I suppose, as a player, there’s a selfish side to the way you look at it. ‘I’ve got to look after myself a bit when players are coming and going.’ Becks had been a brilliant servant to the club, but he wasn’t being shoved out the door. There are certain deals that suit everyone – the player, the club he’s leaving, the club he’s going to. It’s the machine – players in, players out. I knew: it was Becks one minute, and it could be me the next.

I was in the dressing room when Ferguson kicked the boot. I thought it was quite funny – although not at the time. We were still upset because we’d been beaten by Arsenal, at Old Trafford. They’d knocked us out of the Cup, in front of our own fans. It was claimed later that the manager aimed his kick but that was utter nonsense. He kicked the boot – managers kick boots every day of the week. But the fact that it hit Becks was a pure accident. It could have hit anybody, or nobody. But Becks – of all people. It cut him above the eye. A manager can’t be hitting players, or grabbing hold of them. But the fact that it was Becks made it almost comical. And the manager didn’t mean to hit him. If you
tried it a million times, you wouldn’t be able to do it. It was an accident.

But I didn’t like it. The media attention, the sensational reporting, didn’t help the club.

I remember the club doctor, Mike Stone, coming into the dressing room after training and telling Rio to go up to the medical area for the test. The drug-testing people were waiting for him there. They could turn up at any time.

He forgot, and left. It slipped his mind, and he paid the price for it. He was banned for eight months. He wasn’t given the benefit of the doubt, which was a bit harsh, I thought. Why couldn’t they have gone to his house that afternoon? The whole system could have been a bit more flexible. But not doing the test seemed to be regarded as the same as failing the test.

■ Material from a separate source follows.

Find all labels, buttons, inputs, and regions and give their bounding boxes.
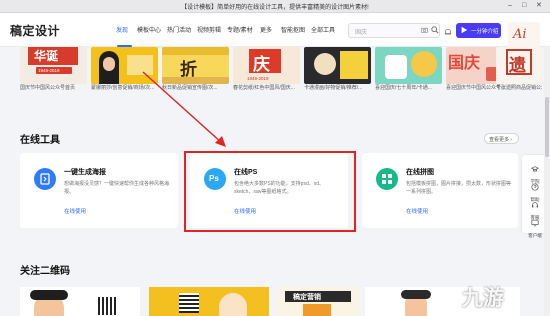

He suffered for it, and so did the team. If it had been me, and the doctor had said I had to do a drugs test, I’d have gone and done it. It wasn’t something I’d have forgotten. It wouldn’t have been like collecting a letter at the office, or remembering your boots. When a doctor says you’ve to do a drugs test, it’s not an everyday thing. But, then, some people are genuinely forgetful.

This was Manchester United, so it became the big story. But I wondered at the time why they didn’t just follow Rio, go to his house that afternoon. But then, from the doctor’s point of view, you treat people like mature adults. You tell a man to go up for a drugs test, and you expect him to do that. In any other workplace, it would have happened. We can give footballers the benefit of the doubt – ‘Ah, they’re footballers, they live in a bubble, they’re a bit out there.’ But we also have to go, ‘Fuckin’ hell’, sometimes. Just do the drugs test.

I don’t think I was annoyed at the time, and I don’t think the other players were either. But, ultimately, the team suffered. I
didn’t look at Rio and think that he’d been up to no good, or that there was a hidden reason for what occurred. I think he genuinely forgot. We all paid the price. He was a very good player and we missed him, especially in the second half of the season when the crunch games were coming up.

I’d been tested myself a lot of times. It happened mostly after matches and, I think, twice at the training ground. It was a pain in the arse, although I never had a hostile or negative attitude towards it. I just thought people were doing their jobs. If you won, you’d want to be celebrating with your team-mates and, if you lost, you’d be fed up. After games, you’re dehydrated. At the ’94 World Cup, I was tested after the Holland match, in Orlando, Florida. I was there for about three hours; and this was immediately after we’d been knocked out of the World Cup. I would imagine that if we’d won the game I’d have pissed a bit quicker.